9 A random sample of 50 observations of the continuous random variable \(X\) was taken and the values are summarised in the following table.
| Interval | \(0 \leqslant x < 0.8\) | \(0.8 \leqslant x < 1.6\) | \(1.6 \leqslant x < 2.4\) | \(2.4 \leqslant x < 3.2\) | \(3.2 \leqslant x < 4\) |
| Observed frequency | 18 | 16 | 8 | 6 | 2 |
It is required to test the goodness of fit of the distribution with probability density function \(f\) given by
$$f ( x ) = \begin{cases} \frac { 3 } { 16 } ( 4 - x ) ^ { \frac { 1 } { 2 } } & 0 \leqslant x < 4
0 & \text { otherwise. } \end{cases}$$
The relevant expected frequencies, correct to 2 decimal places, are given in the following table.

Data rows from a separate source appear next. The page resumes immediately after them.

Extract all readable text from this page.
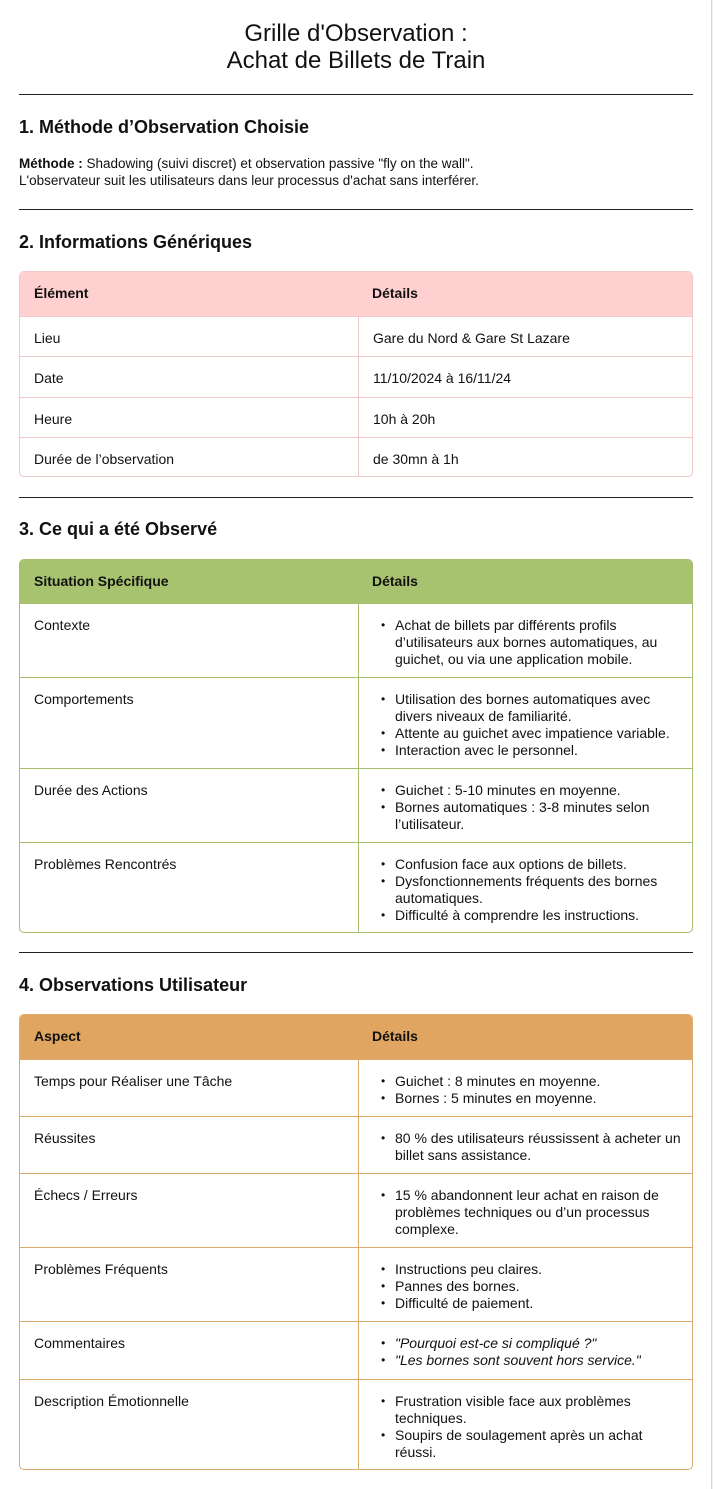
Grille d'Observation :
Achat de Billets de Train
1. Méthode d’Observation Choisie
Méthode : Shadowing (suivi discret) et observation passive "fly on the wall".
L'observateur suit les utilisateurs dans leur processus d'achat sans interférer.
2. Informations Génériques
Élément	Détails
Lieu	Gare du Nord & Gare St Lazare
Date	11/10/2024 à 16/11/24
Heure	10h à 20h
Durée de l’observation	de 30mn à 1h
3. Ce qui a été Observé
Situation Spécifique	Détails
Contexte	• Achat de billets par différents profils d’utilisateurs aux bornes automatiques, au guichet, ou via une application mobile.
Comportements	• Utilisation des bornes automatiques avec divers niveaux de familiarité.
• Attente au guichet avec impatience variable.
• Interaction avec le personnel.
Durée des Actions	• Guichet : 5-10 minutes en moyenne.
• Bornes automatiques : 3-8 minutes selon l’utilisateur.
Problèmes Rencontrés	• Confusion face aux options de billets.
• Dysfonctionnements fréquents des bornes automatiques.
• Difficulté à comprendre les instructions.
4. Observations Utilisateur
Aspect	Détails
Temps pour Réaliser une Tâche	• Guichet : 8 minutes en moyenne.
• Bornes : 5 minutes en moyenne.
Réussites	• 80 % des utilisateurs réussissent à acheter un billet sans assistance.
Échecs / Erreurs	• 15 % abandonnent leur achat en raison de problèmes techniques ou d’un processus complexe.
Problèmes Fréquents	• Instructions peu claires.
• Pannes des bornes.
• Difficulté de paiement.
Commentaires	• "Pourquoi est-ce si compliqué ?"
• "Les bornes sont souvent hors service."
Description Émotionnelle	• Frustration visible face aux problèmes techniques.
• Soupirs de soulagement après un achat réussi.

| Interval | \(0 \leqslant x < 0.8\) | \(0.8 \leqslant x < 1.6\) | \(1.6 \leqslant x < 2.4\) | \(2.4 \leqslant x < 3.2\) | \(3.2 \leqslant x < 4\) |
| Expected frequency | 14.22 | 12.54 | 10.59 | 8.18 | 4.47 |
- Show how the expected frequency for \(1.6 \leqslant x < 2.4\) is obtained.
- Carry out a goodness of fit test at the \(5 \%\) significance level.